LLMs that “store knowledge” — thoughts from a clinical learning perspective
Some brief, off-the-cuff thoughts around this tweet I came across a few weeks back, specifically regarding of how I utilize knowledge and context together in a clinical setting —
When seeing patients and thinking about treatment plans, a lot of the knowledge I lean on is “database”-type knowledge — or facts that I learned earlier during my first two years of med school.
These include things like the specific pathophysiology of a particular condition, how a medication exerts its effects, clinical indications or contraindications towards a particular treatment
However, other knowledge is purely contextual — for example, components of inpatient medicine like how to transition a patient from an inpatient medication regime to outpatient schedule is dependent on a lot of individual factors. While there are broader rules around this, I feel like I learned a significant portion about this particular topic from seeing it be done many times over.

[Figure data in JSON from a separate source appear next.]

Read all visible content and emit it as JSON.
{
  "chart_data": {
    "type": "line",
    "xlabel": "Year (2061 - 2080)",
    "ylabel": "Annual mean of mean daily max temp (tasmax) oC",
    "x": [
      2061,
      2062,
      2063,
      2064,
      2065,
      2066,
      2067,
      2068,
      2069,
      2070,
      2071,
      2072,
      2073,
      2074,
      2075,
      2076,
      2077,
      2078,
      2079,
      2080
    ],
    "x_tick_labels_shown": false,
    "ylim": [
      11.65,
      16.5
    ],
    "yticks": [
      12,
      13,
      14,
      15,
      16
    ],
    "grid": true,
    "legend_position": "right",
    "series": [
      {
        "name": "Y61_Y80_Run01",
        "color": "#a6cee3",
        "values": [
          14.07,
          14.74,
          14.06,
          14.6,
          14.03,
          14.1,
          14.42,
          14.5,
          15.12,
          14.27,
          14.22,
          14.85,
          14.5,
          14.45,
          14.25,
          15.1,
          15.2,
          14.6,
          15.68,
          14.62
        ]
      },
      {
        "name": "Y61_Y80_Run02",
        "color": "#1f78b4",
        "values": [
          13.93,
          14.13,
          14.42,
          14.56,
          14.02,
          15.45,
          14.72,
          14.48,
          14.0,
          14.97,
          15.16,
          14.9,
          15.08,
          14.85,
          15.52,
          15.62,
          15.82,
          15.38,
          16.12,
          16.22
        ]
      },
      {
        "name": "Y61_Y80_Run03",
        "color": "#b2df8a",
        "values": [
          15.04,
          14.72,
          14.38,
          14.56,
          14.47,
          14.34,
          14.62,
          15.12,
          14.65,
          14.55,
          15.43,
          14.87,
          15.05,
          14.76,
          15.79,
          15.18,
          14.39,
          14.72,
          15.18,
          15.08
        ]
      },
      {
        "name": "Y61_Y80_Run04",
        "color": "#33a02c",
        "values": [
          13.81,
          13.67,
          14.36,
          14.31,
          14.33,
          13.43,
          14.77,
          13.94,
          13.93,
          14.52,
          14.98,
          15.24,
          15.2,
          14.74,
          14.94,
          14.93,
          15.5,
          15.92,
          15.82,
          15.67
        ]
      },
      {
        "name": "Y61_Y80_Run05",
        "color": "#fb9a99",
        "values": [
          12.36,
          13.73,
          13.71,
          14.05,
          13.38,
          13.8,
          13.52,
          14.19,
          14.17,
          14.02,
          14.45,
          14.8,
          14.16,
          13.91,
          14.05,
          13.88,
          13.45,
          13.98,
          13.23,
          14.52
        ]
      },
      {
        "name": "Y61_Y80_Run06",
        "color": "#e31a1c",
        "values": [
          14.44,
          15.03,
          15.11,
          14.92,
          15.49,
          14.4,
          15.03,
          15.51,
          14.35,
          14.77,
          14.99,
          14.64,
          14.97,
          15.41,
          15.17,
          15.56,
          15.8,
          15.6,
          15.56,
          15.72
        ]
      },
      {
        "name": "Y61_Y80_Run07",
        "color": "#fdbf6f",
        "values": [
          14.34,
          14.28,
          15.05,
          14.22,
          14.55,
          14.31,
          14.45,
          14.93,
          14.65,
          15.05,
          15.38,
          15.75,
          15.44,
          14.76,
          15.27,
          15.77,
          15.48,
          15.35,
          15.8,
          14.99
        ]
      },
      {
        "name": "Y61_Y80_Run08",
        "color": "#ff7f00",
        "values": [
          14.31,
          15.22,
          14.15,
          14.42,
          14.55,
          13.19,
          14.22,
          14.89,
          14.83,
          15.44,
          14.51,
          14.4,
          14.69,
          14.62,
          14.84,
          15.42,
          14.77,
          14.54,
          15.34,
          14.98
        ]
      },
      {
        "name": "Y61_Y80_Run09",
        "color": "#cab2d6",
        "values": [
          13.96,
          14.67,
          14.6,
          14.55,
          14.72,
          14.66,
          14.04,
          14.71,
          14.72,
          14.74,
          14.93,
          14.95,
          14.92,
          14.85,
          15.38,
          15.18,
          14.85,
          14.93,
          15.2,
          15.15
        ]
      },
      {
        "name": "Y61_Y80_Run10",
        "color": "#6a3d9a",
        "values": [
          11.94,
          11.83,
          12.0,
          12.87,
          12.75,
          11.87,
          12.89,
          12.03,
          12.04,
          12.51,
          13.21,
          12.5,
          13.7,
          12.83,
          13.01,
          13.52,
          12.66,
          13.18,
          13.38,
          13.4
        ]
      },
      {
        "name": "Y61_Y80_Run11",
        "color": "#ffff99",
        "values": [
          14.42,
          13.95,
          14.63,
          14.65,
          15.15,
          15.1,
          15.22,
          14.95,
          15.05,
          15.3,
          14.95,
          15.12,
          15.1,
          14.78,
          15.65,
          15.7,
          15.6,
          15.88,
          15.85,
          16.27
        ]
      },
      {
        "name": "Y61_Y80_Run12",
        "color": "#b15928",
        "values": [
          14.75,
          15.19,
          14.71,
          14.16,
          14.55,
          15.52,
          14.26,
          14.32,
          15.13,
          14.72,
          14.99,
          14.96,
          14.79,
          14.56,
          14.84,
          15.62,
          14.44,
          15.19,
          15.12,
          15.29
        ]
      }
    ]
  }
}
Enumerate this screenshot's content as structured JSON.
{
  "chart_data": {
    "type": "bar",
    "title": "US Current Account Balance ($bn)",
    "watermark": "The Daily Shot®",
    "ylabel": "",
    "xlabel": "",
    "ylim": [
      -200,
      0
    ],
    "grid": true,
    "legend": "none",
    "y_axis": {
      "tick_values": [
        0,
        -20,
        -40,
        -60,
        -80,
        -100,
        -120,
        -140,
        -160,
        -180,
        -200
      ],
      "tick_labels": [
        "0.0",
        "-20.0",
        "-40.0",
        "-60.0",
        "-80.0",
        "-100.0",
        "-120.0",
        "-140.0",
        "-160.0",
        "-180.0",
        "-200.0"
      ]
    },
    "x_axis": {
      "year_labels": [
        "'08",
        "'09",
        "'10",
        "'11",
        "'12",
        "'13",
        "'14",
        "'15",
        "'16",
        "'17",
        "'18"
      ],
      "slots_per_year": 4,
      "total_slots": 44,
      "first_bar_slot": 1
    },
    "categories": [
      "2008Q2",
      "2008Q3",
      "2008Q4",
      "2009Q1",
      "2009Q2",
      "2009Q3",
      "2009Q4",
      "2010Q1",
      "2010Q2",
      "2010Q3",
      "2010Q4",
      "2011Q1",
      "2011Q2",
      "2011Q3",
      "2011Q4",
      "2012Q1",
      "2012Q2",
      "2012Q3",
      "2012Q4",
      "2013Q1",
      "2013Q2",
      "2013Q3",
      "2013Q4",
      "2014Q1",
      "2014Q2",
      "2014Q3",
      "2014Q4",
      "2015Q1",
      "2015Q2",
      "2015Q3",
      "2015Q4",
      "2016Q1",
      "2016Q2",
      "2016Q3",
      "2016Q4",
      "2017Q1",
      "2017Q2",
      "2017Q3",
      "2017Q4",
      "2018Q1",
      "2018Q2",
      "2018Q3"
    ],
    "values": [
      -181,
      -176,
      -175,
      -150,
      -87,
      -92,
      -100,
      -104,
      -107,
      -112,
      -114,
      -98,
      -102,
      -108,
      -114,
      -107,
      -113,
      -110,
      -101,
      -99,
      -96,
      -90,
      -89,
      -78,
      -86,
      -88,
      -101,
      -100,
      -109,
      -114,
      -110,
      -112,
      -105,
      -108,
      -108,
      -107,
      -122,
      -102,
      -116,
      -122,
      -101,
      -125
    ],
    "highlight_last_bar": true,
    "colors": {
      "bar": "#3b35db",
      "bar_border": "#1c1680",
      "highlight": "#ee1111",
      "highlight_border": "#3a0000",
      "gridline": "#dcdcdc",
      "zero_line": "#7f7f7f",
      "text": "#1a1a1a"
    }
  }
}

In some cases, delineating between “database” knowledge and “contextual” knowledge is tricky — I may not explicitly remember (at the time) why a particular treatment option is indicated; however, because I have seen it being used multiple times for similar clinical scenarios, I have an inkling of where to being my thoughts, and follow up with more research on that topic
One example is the use of maintenance fluids, as I was starting my Internal Medicine clerkship — at the beginning of the rotation I didn’t have a clear idea of what type of fluids to use in what scenarios, but seeing many real-world instances repeatedly gave me a good starting point to being understanding the theory
Intuitively, it seems like “database” knowledge is relatively “inexpensive” in the sense that there already exist structured clinical guidelines, algorithms, and tables which can be easily accessed by models. However, patterns learned through seeing examples repeatedly are much more “valuable”. There may be a significant overlap between “database” knowledge and “contextual” knowledge, but working to make models smaller for the sake of efficiency may result in losing some precious contextual knowledge which may not be obtainable elsewhere.